I was actually the well-behaved child in the family who did everything to make his parents proud. But, I bypassed my dad's words because his actions and lifestyle did not reflect his advice.
My father was an alcoholic and a heroin addict. At the time, when I was just a middle school student, I only knew about his alcohol addiction. I barely saw my father. He would come home from work, eat dinner, then head out to a bar with friends. After everyone went to bed, I would stay up, kneeling by the living room window, waiting for my dad to come home. As soon as I saw the car pulling into the driveway, I thanked God for bringing him home safely, ran into my bedroom, and slept.
I loved my father then and I still love him today [He & my mom are currently lay ministers at a church in Puerto Rico]. But, seeing how he would treat us, my mother, and knowing about his late nights of drinking and coming home drunk, I just couldn't take his advice. He gave really good advice on life and genuinely tried to steer me in the right direction. But, again, his words were falling on deaf ears because his actions spoke to me louder than his words ever could.

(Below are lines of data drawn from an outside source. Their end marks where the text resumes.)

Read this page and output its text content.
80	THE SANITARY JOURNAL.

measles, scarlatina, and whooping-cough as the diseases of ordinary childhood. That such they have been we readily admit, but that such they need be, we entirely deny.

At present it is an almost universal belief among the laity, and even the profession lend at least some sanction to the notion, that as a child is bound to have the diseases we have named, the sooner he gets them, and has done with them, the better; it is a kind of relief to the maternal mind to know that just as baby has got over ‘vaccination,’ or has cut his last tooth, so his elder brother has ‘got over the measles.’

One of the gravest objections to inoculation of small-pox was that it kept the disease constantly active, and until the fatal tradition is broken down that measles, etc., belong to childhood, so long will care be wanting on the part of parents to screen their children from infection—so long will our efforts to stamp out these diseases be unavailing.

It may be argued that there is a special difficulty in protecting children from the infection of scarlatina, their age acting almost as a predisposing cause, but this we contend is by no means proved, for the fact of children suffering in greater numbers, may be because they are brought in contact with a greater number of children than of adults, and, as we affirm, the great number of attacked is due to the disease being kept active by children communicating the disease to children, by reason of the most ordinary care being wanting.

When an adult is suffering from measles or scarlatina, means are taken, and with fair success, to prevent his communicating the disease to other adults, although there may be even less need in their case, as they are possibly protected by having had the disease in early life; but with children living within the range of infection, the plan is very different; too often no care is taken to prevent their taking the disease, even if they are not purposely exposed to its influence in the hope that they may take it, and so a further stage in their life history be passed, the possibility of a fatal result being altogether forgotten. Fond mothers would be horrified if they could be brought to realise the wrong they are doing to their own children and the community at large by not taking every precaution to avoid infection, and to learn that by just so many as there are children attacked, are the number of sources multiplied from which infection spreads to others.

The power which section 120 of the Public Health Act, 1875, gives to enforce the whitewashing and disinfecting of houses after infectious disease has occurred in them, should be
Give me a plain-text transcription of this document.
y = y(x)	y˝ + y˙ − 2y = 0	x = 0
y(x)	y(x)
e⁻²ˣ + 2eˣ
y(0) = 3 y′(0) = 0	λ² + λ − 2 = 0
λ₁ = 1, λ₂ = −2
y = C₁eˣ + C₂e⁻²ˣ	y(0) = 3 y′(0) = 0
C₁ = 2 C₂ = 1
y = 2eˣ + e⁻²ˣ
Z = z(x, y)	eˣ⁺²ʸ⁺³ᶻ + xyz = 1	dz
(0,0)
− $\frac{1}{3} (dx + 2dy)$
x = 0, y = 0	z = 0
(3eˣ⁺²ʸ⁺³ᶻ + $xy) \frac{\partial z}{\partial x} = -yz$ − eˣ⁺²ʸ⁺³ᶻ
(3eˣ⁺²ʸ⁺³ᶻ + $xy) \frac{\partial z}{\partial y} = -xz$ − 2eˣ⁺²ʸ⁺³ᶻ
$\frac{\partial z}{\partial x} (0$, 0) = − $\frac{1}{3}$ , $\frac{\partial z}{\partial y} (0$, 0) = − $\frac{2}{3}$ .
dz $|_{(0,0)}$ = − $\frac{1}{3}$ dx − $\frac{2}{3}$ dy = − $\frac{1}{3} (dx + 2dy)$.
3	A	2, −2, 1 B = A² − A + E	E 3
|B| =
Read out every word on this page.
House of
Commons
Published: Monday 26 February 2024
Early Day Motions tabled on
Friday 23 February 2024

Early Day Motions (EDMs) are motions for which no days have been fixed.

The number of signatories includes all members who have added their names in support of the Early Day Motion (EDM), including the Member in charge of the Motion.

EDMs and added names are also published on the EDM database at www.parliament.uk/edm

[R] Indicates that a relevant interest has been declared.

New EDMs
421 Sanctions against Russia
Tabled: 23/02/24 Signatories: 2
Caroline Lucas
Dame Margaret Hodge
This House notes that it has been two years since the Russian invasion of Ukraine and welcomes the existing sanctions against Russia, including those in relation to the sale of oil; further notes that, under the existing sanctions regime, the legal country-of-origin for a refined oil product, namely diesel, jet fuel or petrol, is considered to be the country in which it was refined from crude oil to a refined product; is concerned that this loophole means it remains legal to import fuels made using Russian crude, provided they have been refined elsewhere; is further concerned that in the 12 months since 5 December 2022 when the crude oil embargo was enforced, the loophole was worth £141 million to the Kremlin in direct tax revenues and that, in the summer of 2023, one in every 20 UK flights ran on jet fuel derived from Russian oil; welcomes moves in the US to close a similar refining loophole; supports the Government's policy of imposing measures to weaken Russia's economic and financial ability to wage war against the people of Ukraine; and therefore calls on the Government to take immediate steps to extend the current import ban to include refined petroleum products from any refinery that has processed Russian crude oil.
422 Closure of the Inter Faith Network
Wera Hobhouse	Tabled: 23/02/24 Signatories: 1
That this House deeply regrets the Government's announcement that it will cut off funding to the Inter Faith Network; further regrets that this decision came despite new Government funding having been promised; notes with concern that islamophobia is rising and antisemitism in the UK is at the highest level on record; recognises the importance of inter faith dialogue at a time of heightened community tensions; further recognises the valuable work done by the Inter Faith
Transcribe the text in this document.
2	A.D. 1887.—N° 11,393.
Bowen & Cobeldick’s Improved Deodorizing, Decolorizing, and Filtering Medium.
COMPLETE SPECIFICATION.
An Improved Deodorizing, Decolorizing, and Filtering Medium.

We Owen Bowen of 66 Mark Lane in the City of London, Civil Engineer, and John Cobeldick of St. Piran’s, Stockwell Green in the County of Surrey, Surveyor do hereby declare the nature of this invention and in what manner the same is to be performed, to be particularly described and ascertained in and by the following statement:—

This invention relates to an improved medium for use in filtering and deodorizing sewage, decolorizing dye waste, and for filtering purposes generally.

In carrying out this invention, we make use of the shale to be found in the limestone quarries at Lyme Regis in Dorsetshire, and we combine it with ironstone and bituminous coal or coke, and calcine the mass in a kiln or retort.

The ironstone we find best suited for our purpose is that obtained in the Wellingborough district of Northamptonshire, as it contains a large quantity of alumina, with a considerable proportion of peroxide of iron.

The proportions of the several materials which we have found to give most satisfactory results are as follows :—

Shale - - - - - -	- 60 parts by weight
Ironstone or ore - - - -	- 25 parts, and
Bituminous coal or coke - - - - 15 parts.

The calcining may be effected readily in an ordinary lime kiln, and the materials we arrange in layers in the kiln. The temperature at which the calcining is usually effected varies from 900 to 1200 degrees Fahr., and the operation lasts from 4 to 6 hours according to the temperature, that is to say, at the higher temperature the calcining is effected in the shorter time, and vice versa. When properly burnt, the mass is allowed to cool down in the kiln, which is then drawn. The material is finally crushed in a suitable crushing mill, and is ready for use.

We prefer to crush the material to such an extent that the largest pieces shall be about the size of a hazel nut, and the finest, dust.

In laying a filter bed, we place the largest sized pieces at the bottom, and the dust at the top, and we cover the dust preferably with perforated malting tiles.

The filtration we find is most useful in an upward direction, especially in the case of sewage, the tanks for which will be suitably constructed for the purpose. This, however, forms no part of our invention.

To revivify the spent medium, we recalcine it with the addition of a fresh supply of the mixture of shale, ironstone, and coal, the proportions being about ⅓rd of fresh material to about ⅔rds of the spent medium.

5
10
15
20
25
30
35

As a youth leader, this is something to take into serious consideration. You may be handing your students some golden words for them to accept and put into practice. But, if you are not living a life before them that exemplifies that which you preach, speak, share, or write, your words are falling on deaf ears.
The Bible gives us plenty of examples about the importance of listening to wise counsel. But, our students lead with their eyes more than their ears. In this media-saturated world we currently live in, we must show them Christ by our actions more than with our words!
So, who are you?
Don't get me wrong. I am not saying that you need to be perfect before your students. You are human, after all. But, in those moments when your sinfulness, humanity, brokenness, and imperfections show up, be open about talking it through with your students. We are all sinners saved by grace. Let's continue to point them toward Jesus with our actions and words.